Positive organizational behaviour
Well-being
Sa-SYM-1944-1
How to Promote Organizational Health? The Role of Organizational and Individual Determinants
M.-H. Gilbert 1,*, M. Malo 2
1Management, Université Laval, Québec, 2Psychologie, Université de Sherbrooke, Sherbrooke, Canada
 
Main Abstract Content: State of the art
Maintaining a productive and healthy workforce appears to be a challenge considering the many changes organizations are facing (Kowalski, Loretto & Redman, 2015). It is now recognized that organizational health has to be considered through an integrated approach, which considers both the promotion of psychological health and work performance (Stendfors-Hayes et al., 2014).

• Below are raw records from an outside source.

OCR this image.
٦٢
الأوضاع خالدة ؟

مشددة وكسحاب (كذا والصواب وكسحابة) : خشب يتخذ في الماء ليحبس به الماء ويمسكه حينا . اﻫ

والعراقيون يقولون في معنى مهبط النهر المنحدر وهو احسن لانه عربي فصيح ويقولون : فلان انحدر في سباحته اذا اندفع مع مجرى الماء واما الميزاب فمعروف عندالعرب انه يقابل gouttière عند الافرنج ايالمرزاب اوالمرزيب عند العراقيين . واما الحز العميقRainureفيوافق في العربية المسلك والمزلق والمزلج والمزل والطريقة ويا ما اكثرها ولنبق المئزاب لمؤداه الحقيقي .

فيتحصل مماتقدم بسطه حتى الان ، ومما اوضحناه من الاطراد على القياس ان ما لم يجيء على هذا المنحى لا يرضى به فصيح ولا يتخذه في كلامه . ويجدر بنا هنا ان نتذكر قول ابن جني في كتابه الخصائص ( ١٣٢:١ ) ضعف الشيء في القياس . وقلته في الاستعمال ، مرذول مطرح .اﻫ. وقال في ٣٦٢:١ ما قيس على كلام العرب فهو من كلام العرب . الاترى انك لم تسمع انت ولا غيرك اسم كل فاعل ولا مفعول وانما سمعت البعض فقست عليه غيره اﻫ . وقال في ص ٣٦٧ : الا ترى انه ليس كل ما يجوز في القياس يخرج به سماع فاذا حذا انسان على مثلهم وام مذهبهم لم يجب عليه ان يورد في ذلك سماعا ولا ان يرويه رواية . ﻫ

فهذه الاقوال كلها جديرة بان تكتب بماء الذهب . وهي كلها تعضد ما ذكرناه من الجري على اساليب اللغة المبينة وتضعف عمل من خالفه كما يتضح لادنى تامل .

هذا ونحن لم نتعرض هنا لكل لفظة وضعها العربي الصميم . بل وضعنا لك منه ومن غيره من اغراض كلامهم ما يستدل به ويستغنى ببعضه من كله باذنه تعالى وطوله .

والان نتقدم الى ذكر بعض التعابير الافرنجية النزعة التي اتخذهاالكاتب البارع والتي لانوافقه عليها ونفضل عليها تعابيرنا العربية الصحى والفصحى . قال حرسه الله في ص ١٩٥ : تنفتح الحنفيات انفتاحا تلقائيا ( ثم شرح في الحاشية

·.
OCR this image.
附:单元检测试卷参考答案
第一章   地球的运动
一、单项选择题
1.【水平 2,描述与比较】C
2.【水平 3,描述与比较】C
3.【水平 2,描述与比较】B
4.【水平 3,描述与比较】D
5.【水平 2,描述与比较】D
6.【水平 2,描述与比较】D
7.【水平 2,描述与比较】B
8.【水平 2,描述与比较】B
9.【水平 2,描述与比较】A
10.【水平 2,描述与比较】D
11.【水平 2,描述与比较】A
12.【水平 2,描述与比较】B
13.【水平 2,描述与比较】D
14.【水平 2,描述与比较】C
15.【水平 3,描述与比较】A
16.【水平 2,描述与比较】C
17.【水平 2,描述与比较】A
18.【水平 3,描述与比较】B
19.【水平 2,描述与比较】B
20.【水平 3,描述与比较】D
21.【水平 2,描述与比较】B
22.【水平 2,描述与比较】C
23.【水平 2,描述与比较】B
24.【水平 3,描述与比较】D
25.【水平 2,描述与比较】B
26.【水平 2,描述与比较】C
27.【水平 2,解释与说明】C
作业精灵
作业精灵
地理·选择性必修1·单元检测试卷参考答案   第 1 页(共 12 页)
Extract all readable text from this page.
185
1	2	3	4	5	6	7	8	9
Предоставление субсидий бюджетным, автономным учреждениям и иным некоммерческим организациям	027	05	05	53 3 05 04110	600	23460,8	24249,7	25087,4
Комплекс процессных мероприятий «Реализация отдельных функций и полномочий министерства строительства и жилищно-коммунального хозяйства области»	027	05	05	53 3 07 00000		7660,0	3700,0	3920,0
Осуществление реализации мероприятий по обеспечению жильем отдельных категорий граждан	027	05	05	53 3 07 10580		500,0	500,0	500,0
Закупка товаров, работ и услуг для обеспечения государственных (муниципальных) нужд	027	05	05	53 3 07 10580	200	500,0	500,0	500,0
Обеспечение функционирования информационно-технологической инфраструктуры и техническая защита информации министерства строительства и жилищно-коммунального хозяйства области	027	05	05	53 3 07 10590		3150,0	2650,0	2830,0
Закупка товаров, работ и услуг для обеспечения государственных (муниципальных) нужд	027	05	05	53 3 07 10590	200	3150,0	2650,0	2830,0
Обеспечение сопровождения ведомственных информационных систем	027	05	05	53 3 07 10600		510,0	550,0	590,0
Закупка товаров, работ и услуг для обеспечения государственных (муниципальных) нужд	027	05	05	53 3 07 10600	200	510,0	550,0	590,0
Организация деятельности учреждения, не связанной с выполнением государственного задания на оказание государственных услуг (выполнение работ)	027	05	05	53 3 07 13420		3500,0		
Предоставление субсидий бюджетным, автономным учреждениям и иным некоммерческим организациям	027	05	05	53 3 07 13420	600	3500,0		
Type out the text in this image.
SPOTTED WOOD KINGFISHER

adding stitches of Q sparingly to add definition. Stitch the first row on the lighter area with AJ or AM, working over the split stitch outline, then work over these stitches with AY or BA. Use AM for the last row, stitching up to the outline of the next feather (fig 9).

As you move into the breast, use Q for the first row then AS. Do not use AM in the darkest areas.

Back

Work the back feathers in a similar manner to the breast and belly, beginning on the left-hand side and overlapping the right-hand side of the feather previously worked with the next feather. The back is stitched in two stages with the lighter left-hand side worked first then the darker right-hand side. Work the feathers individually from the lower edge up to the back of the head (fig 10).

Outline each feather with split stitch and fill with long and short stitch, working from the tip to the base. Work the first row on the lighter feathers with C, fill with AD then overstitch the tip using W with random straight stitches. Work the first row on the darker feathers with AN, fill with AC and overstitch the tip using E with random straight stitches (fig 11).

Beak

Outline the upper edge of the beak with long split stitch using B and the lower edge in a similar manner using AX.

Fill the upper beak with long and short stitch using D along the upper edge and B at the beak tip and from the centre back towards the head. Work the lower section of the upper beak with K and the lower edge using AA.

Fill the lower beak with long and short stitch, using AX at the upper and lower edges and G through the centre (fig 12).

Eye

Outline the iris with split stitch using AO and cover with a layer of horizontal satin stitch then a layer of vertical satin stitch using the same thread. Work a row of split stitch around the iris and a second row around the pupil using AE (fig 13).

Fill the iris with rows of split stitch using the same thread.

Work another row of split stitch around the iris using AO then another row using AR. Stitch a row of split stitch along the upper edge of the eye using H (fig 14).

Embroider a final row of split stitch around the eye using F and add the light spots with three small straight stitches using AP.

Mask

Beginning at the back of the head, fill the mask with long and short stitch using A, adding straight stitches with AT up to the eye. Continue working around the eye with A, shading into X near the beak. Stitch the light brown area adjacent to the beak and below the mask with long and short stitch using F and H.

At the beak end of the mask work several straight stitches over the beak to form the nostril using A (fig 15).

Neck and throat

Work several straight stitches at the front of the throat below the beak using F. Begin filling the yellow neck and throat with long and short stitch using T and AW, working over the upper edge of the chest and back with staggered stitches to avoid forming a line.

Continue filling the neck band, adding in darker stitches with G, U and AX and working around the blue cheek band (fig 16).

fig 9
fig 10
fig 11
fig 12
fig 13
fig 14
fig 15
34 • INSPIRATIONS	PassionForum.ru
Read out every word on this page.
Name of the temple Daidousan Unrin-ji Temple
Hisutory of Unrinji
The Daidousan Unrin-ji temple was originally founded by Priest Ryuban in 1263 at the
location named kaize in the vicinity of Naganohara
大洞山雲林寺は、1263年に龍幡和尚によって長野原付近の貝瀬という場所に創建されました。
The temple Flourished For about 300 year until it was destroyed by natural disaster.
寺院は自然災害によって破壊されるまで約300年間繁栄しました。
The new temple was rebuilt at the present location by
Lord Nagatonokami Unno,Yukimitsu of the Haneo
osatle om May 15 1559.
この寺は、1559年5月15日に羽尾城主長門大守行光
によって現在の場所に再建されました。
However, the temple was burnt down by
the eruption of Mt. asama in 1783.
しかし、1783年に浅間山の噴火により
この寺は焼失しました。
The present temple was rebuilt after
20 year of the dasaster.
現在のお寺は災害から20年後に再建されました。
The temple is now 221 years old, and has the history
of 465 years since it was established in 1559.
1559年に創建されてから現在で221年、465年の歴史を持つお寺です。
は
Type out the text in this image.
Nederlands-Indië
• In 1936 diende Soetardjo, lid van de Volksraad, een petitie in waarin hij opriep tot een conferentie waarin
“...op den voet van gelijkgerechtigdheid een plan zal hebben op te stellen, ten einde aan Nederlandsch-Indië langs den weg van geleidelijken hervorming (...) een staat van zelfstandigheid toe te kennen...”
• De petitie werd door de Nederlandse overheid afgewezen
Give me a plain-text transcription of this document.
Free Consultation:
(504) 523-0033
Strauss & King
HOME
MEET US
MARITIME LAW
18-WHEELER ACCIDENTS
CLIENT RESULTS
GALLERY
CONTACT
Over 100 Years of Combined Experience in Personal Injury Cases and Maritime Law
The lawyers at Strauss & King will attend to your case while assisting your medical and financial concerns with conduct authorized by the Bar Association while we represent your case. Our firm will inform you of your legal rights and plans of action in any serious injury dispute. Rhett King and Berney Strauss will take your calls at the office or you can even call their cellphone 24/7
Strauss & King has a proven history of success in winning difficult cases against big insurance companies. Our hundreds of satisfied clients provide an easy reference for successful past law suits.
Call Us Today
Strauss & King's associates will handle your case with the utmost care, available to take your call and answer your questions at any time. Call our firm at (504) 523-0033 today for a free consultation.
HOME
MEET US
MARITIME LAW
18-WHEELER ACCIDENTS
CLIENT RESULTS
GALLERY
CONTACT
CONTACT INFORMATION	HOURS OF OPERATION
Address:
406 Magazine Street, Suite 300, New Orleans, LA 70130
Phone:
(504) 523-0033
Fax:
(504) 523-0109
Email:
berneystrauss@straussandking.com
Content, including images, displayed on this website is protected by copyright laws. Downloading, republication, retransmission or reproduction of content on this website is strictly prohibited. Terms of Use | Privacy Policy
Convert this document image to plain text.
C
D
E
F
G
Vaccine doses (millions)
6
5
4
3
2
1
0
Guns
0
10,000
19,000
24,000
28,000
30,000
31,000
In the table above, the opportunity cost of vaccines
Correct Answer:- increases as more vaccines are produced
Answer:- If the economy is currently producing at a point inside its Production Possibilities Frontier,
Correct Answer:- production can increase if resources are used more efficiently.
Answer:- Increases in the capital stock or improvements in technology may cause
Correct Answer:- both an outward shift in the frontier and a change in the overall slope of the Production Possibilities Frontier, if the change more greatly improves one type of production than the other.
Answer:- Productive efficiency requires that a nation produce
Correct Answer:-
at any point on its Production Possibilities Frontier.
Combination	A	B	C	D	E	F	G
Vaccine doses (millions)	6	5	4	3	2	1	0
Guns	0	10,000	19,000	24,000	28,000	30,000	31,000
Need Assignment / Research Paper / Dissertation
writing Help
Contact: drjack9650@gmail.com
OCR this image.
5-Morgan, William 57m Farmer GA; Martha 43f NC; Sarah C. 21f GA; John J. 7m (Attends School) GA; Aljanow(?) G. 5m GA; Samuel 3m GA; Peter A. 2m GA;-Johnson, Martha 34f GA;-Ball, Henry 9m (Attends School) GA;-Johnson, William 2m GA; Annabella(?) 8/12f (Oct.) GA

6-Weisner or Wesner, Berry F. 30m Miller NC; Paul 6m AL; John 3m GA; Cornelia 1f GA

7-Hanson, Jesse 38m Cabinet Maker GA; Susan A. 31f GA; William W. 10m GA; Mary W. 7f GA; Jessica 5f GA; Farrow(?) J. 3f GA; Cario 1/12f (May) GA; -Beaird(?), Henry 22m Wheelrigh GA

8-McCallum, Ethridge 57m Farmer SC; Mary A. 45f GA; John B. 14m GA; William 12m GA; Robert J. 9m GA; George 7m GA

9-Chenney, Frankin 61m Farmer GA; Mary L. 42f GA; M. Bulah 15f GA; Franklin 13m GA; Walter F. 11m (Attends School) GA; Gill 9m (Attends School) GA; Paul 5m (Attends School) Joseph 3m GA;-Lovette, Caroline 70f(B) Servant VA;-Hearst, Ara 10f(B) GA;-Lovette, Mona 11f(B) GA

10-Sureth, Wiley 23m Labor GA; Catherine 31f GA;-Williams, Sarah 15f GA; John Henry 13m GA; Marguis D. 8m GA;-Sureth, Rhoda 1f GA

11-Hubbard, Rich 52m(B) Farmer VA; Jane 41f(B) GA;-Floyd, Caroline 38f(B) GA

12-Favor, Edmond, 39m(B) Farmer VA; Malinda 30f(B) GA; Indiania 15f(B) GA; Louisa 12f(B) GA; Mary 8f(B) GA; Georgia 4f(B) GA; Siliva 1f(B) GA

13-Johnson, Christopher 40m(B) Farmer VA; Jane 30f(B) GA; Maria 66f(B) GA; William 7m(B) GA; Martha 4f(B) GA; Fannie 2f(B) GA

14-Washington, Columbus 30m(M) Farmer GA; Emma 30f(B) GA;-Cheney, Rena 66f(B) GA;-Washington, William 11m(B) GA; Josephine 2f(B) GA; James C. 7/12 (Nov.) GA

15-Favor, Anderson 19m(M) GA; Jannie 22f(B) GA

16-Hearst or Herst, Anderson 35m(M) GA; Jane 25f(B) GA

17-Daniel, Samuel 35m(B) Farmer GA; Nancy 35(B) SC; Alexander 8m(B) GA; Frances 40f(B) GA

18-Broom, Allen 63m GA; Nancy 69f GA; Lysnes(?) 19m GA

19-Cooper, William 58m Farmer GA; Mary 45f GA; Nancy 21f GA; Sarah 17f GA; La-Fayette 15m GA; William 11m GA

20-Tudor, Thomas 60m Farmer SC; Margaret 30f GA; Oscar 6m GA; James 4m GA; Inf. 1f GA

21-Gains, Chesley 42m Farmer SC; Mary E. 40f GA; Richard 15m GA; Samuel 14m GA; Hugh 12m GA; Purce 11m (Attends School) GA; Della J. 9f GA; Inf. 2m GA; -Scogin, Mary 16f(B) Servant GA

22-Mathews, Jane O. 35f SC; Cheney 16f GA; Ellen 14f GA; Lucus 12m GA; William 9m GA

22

To that end, the different factors that promote both outcomes still remain to be explored and validated.
 
New perspectives/contributions
This symposium brings together four papers that shed light on different drivers promoting organizational health. The first two papers focus on organizational determinants. More specifically, Dagenais-Desmarais, Gilbert and Provost-Savard identify which psychosocial determinants specifically predict well-being, burnout or both. Dextras-Gauthier and Marchand show how different types of organizational cultures are associated to well-being. At the individual level, Boivin, Aubin and Malo focus on the process by which resilience is related to well-being and task performance. Finally, Montani and Courcy present the relationship between role overload and innovative work behavior and the role of work engagement and mindfulness in this process.
 
Research/Practical implications
Using different methods and data analyses (e.g., longitudinal, multilevel), this symposium allows for a better understanding of organizational and individual determinants to enhance organizational health. Results suggest some action levers to enable changes towards better organizational health.